I have this kind of random list of questions to ask God when I get on the other side. Some of them are The Big Questions. Why do 15-year old crackheads get pregnant so easily when my friend Jamie, who would be a world-class mother, can’t? Why are people supposed to make huge decisions like who to marry, and have babies, in their 20’s when they don’t know anything about anything yet?
Stuff like that. But I have some small questions, too, that really nag at me.
Like, WHY ARE ZUCCHINI PLANTS SO PROLIFIC? I mean, how much can one family eat?! It’s not even like people LIKE zucchini that much, if my kids are any indicator. Why can’t raspberry plants produce so much??
The amazing thing is that I seem to plant MORE THAN ONE plant each year. Why do I do this?? When I pick up my produce from Jacob’s Cove each Monday, I get my allotment of wonderful things like multi-colored cherry tomatoes, and unusual greens, and beets. And then they point at these giant boxes and say, “TAKE ALL YOU WANT OF THE SQUASH.”

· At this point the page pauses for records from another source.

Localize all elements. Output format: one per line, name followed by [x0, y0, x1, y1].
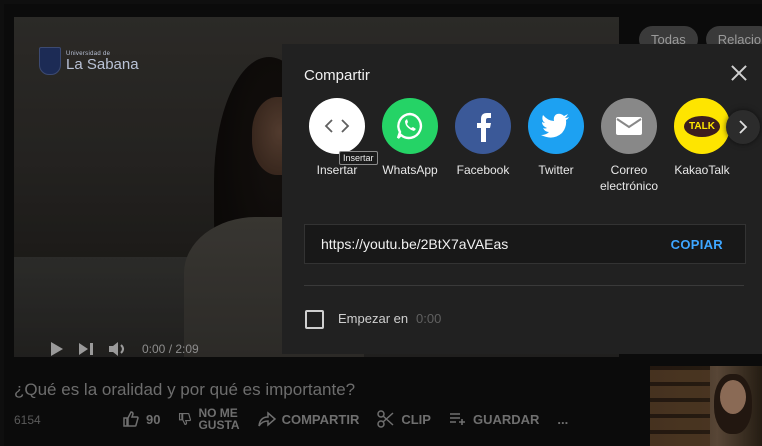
kakaotalk-icon[interactable]: TALK — [674, 98, 730, 154]
more-actions-button[interactable]: ... — [557, 412, 568, 427]
share-twitter[interactable]: Twitter — [519, 98, 593, 178]
dislike-button[interactable]: NO ME GUSTA — [178, 407, 240, 431]
youtube-page: Universidad de La Sabana 0:00 / 2:09 Tod… — [4, 4, 762, 446]
start-at-checkbox[interactable] — [305, 310, 324, 329]
clip-button[interactable]: CLIP — [377, 410, 431, 428]
like-button[interactable]: 90 — [122, 410, 160, 428]
volume-icon[interactable] — [108, 341, 128, 357]
share-url[interactable]: https://youtu.be/2BtX7aVAEas — [321, 236, 508, 252]
insert-tooltip: Insertar — [339, 151, 378, 165]
copy-button[interactable]: COPIAR — [671, 237, 723, 252]
embed-icon[interactable] — [309, 98, 365, 154]
dialog-title: Compartir — [304, 67, 370, 84]
share-facebook[interactable]: Facebook — [446, 98, 520, 178]
shield-icon — [39, 47, 61, 75]
video-actions: 90 NO ME GUSTA COMPARTIR CLIP GUARDAR ... — [122, 407, 568, 431]
share-whatsapp[interactable]: WhatsApp — [373, 98, 447, 178]
playlist-add-icon — [449, 413, 465, 425]
facebook-icon[interactable] — [455, 98, 511, 154]
channel-logo: Universidad de La Sabana — [39, 47, 139, 75]
share-button[interactable]: COMPARTIR — [257, 411, 359, 427]
close-icon[interactable] — [728, 62, 750, 84]
save-button[interactable]: GUARDAR — [449, 412, 539, 427]
video-title: ¿Qué es la oralidad y por qué es importa… — [14, 380, 356, 399]
play-icon[interactable] — [50, 341, 64, 357]
share-arrow-icon — [257, 411, 276, 427]
mail-icon[interactable] — [601, 98, 657, 154]
related-video-thumbnail[interactable] — [650, 366, 762, 446]
next-share-button[interactable] — [726, 110, 760, 144]
share-dialog: Compartir Insertar Insertar WhatsApp Fac… — [282, 44, 762, 354]
thumbs-down-icon — [179, 412, 192, 426]
time-display: 0:00 / 2:09 — [142, 342, 199, 356]
divider — [304, 285, 744, 286]
start-at-time[interactable]: 0:00 — [416, 311, 441, 326]
share-url-box: https://youtu.be/2BtX7aVAEas COPIAR — [304, 224, 746, 264]
player-controls: 0:00 / 2:09 — [24, 337, 320, 357]
start-at-label: Empezar en — [338, 311, 409, 326]
view-count: 6154 — [14, 413, 41, 427]
share-email[interactable]: Correo electrónico — [592, 98, 666, 194]
share-embed[interactable]: Insertar — [300, 98, 374, 178]
chevron-right-icon — [739, 120, 748, 134]
next-icon[interactable] — [78, 342, 94, 356]
share-kakaotalk[interactable]: TALK KakaoTalk — [665, 98, 739, 178]
whatsapp-icon[interactable] — [382, 98, 438, 154]
scissors-icon — [377, 410, 394, 428]
thumbs-up-icon — [123, 411, 139, 427]
twitter-icon[interactable] — [528, 98, 584, 154]
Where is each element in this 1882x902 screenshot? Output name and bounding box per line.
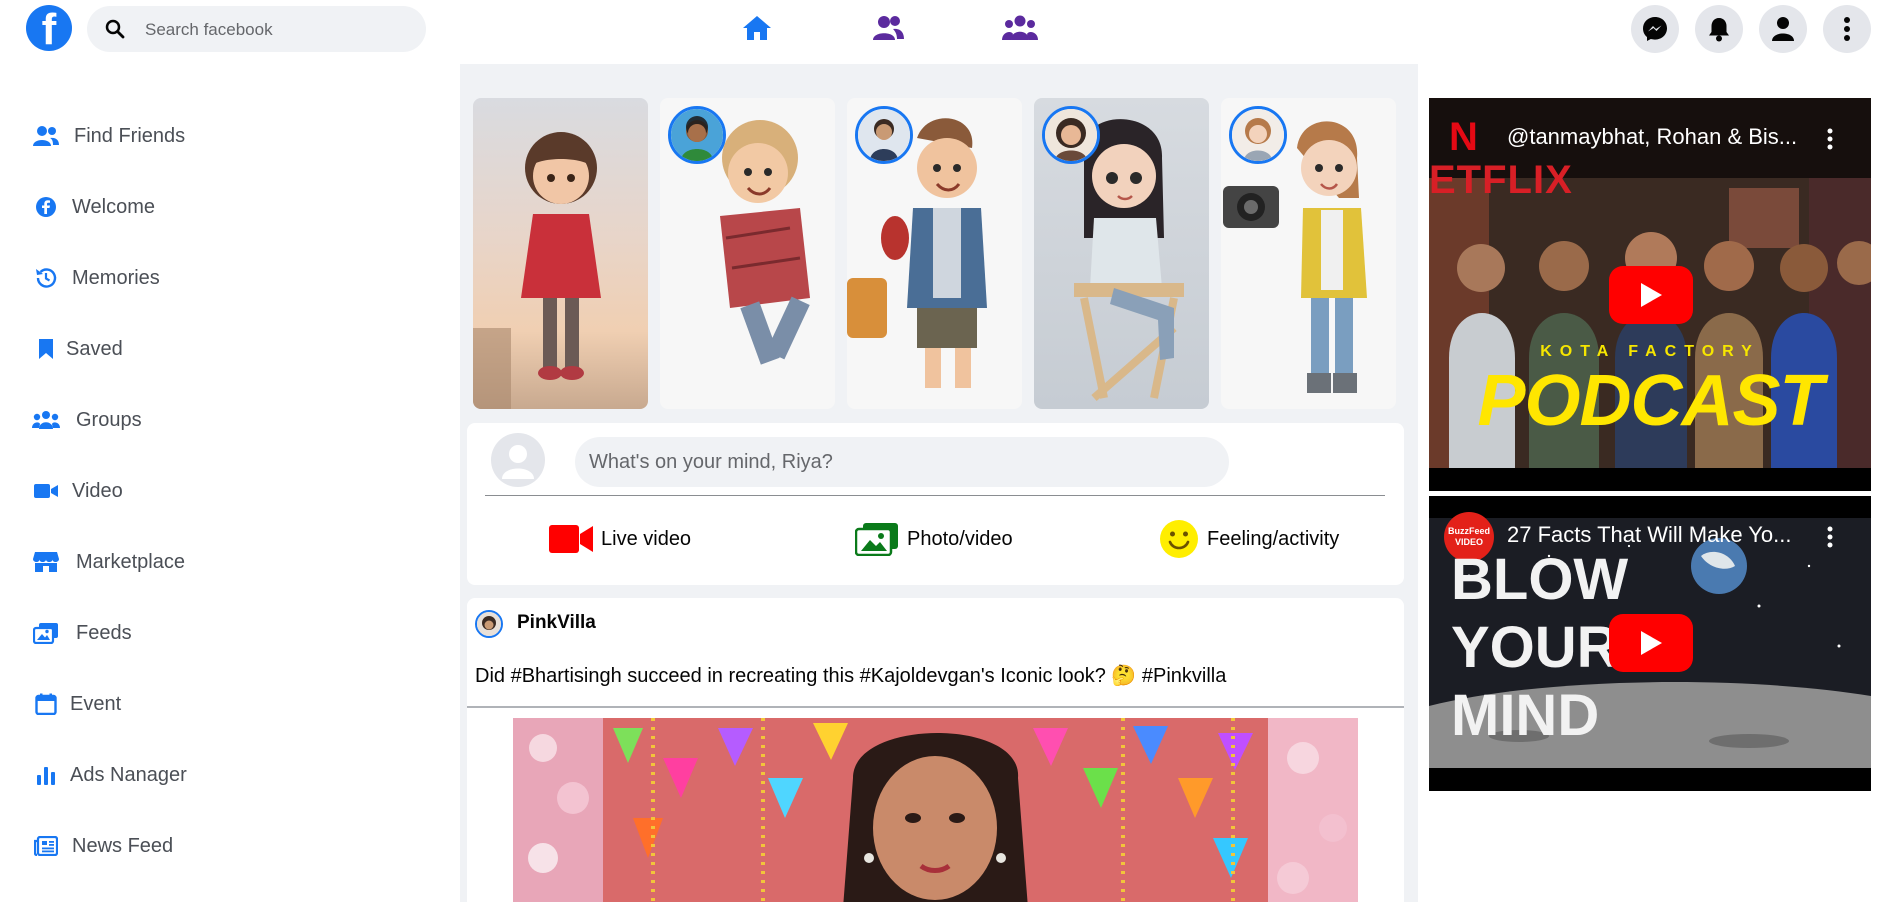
account-button[interactable]: [1759, 5, 1807, 53]
sidebar-item-groups[interactable]: Groups: [32, 400, 142, 440]
friends-icon[interactable]: [868, 12, 908, 44]
facebook-logo[interactable]: f: [26, 5, 72, 51]
sidebar-item-saved[interactable]: Saved: [32, 329, 123, 369]
post-author-name[interactable]: PinkVilla: [517, 612, 596, 634]
feed-post: PinkVilla Did #Bhartisingh succeed in re…: [467, 598, 1404, 902]
story-card[interactable]: [1221, 98, 1396, 409]
sidebar-item-memories[interactable]: Memories: [32, 258, 160, 298]
search-placeholder: Search facebook: [145, 20, 273, 39]
messenger-icon: [1643, 17, 1667, 41]
friends-icon: [32, 122, 60, 150]
post-author-avatar[interactable]: [475, 610, 503, 638]
story-card[interactable]: [847, 98, 1022, 409]
feeling-activity-label: Feeling/activity: [1207, 527, 1340, 550]
photo-icon: [855, 523, 898, 556]
story-avatar: [1229, 106, 1287, 164]
netflix-logo: N: [1449, 115, 1478, 159]
kota-factory-text: KOTA FACTORY: [1540, 343, 1760, 360]
sidebar-item-video[interactable]: Video: [32, 471, 123, 511]
top-navigation-bar: f Search facebook: [0, 0, 1882, 64]
menu-button[interactable]: [1823, 5, 1871, 53]
play-icon: [1641, 283, 1662, 307]
post-composer: What's on your mind, Riya? Live video Ph…: [467, 423, 1404, 585]
video-embed-kota-factory[interactable]: ETFLIX N @tanmaybhat, Rohan & Bis... KOT…: [1429, 98, 1871, 491]
messenger-button[interactable]: [1631, 5, 1679, 53]
story-avatar: [855, 106, 913, 164]
composer-divider: [485, 495, 1385, 496]
sidebar-item-label: Event: [70, 692, 122, 715]
store-icon: [32, 548, 60, 576]
sidebar-item-label: Memories: [72, 266, 160, 289]
sidebar-item-label: Find Friends: [74, 124, 186, 147]
left-sidebar: Find Friends Welcome Memories Saved Grou…: [0, 64, 460, 902]
play-icon: [1641, 631, 1662, 655]
post-image[interactable]: [513, 718, 1358, 902]
bookmark-icon: [32, 335, 60, 363]
profile-icon: [1772, 17, 1794, 41]
story-card[interactable]: [1034, 98, 1209, 409]
overlay-line: YOUR: [1451, 615, 1619, 680]
groups-icon: [32, 406, 60, 434]
play-button[interactable]: [1609, 266, 1693, 324]
sidebar-item-label: Groups: [76, 408, 142, 431]
sidebar-item-label: Ads Nanager: [70, 763, 187, 786]
sidebar-item-label: Video: [72, 479, 123, 502]
live-video-icon: [549, 525, 593, 553]
blow-your-mind-text: BLOW YOUR MIND: [1451, 546, 1628, 750]
story-character-image: [473, 132, 601, 409]
live-video-button[interactable]: Live video: [549, 519, 691, 559]
sidebar-item-label: Welcome: [72, 195, 155, 218]
search-icon: [105, 19, 125, 39]
story-avatar: [1042, 106, 1100, 164]
feeling-activity-button[interactable]: Feeling/activity: [1159, 519, 1339, 559]
bar-chart-icon: [32, 761, 60, 789]
sidebar-item-welcome[interactable]: Welcome: [32, 187, 155, 227]
sidebar-item-ads-manager[interactable]: Ads Nanager: [32, 755, 187, 795]
menu-icon: [1844, 17, 1850, 41]
sidebar-item-feeds[interactable]: Feeds: [32, 613, 132, 653]
photo-video-button[interactable]: Photo/video: [855, 519, 1013, 559]
groups-icon[interactable]: [1000, 12, 1040, 44]
sidebar-item-news-feed[interactable]: News Feed: [32, 826, 173, 866]
story-card[interactable]: [660, 98, 835, 409]
live-video-label: Live video: [601, 527, 692, 550]
overlay-line: BLOW: [1451, 547, 1629, 612]
calendar-icon: [32, 690, 60, 718]
video-menu-icon[interactable]: [1827, 526, 1833, 548]
video-icon: [32, 477, 60, 505]
video-menu-icon[interactable]: [1827, 128, 1833, 150]
feeds-icon: [32, 619, 60, 647]
sidebar-item-event[interactable]: Event: [32, 684, 121, 724]
sidebar-item-label: Saved: [66, 337, 123, 360]
play-button[interactable]: [1609, 614, 1693, 672]
sidebar-item-label: Marketplace: [76, 550, 185, 573]
whats-on-your-mind-input[interactable]: What's on your mind, Riya?: [575, 437, 1229, 487]
photo-video-label: Photo/video: [907, 527, 1013, 550]
sidebar-item-label: News Feed: [72, 834, 174, 857]
video-title[interactable]: @tanmaybhat, Rohan & Bis...: [1507, 124, 1797, 150]
sidebar-item-label: Feeds: [76, 621, 132, 644]
newspaper-icon: [32, 832, 60, 860]
sidebar-item-find-friends[interactable]: Find Friends: [32, 116, 185, 156]
netflix-watermark: ETFLIX: [1429, 158, 1573, 202]
video-embed-buzzfeed[interactable]: BuzzFeed VIDEO 27 Facts That Will Make Y…: [1429, 496, 1871, 791]
sidebar-item-marketplace[interactable]: Marketplace: [32, 542, 185, 582]
post-text: Did #Bhartisingh succeed in recreating t…: [475, 665, 1227, 687]
history-icon: [32, 264, 60, 292]
notifications-button[interactable]: [1695, 5, 1743, 53]
post-divider: [467, 706, 1404, 708]
facebook-icon: [32, 193, 60, 221]
video-title[interactable]: 27 Facts That Will Make Yo...: [1507, 522, 1792, 548]
bell-icon: [1709, 18, 1729, 42]
story-card[interactable]: [473, 98, 648, 409]
smiley-icon: [1160, 520, 1198, 558]
search-box[interactable]: Search facebook: [87, 6, 426, 52]
story-avatar: [668, 106, 726, 164]
podcast-text: PODCAST: [1477, 361, 1823, 441]
overlay-line: MIND: [1451, 683, 1600, 748]
user-avatar[interactable]: [491, 433, 545, 487]
home-icon[interactable]: [737, 12, 777, 44]
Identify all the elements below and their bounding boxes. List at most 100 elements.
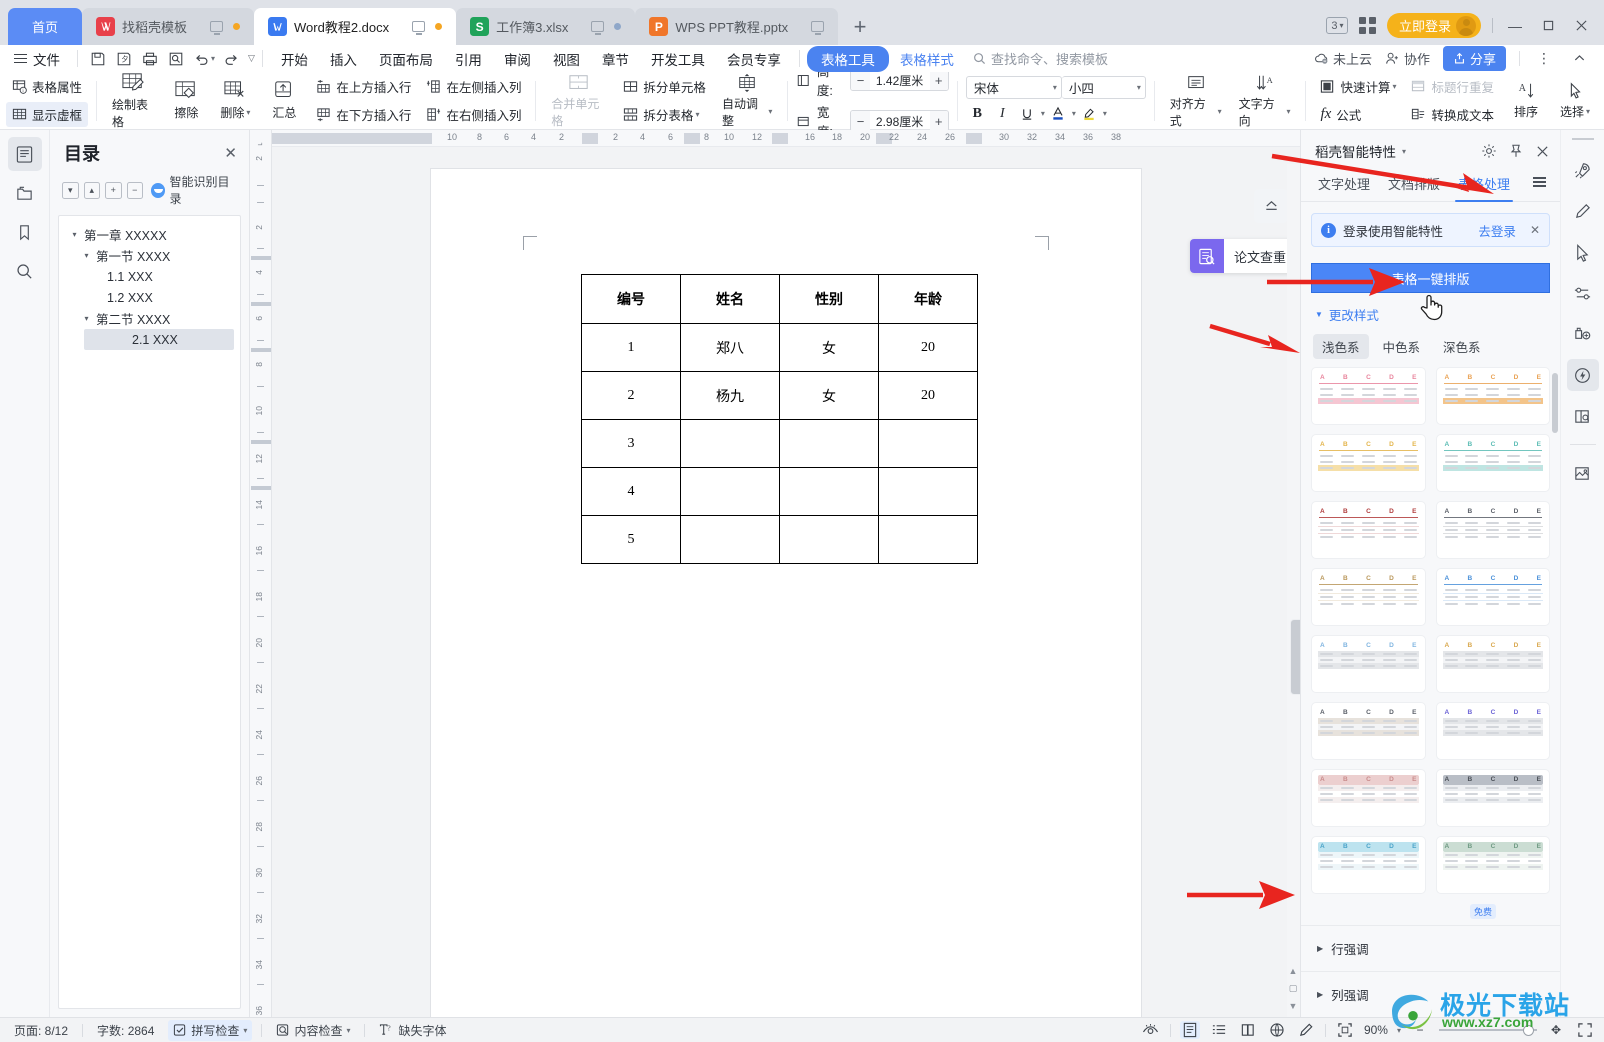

I heard this joke once about someone coming from out of state to visit a Utah friend. One the way home from the airport, the friend stops at 7-11 for a drink and leaves the door unlocked to go inside. Then they stop for lunch at a restaurant and she again leaves the door unlocked to go inside. Then they go to church and she LOCKS THE DOOR. The out-of-state visitor said, “Uh, that’s random. You don’t lock your car at 7-11 or a restaurant–why at church?” The Utahan whispers, “It’s zucchini season! When we get out of church, if we don’t lock it, the car will be full of squash!”
There’s this “Share the Bounty” shack near my house somebody built. (Cool idea, right?) This time of year, it’s All Zucchini All The Time.
I put some of my favorite squash recipes in Ch. 5 of 12 Steps to Whole Foods and the Jump-Start recipe collection. Zucchini pitas, carpaccio, and cookies. I love spiraled, raw or barely-steamed zucchini “noodles” instead of pasta. (Pizza Factory makes them, if you’re local.)
Did you know squash leaves are edible? Throw them in your green smoothies!
Please tell me what you do to dig your way out of zucchini hell! Favorite recipes welcomed here! (My kids are sick of all my ways to slip squash into the dinner . . . yesterday I texted my 17-y.o. telling him when to come home to eat, and I had to entice him by saying, “It’s a NO-SQUASH meal!)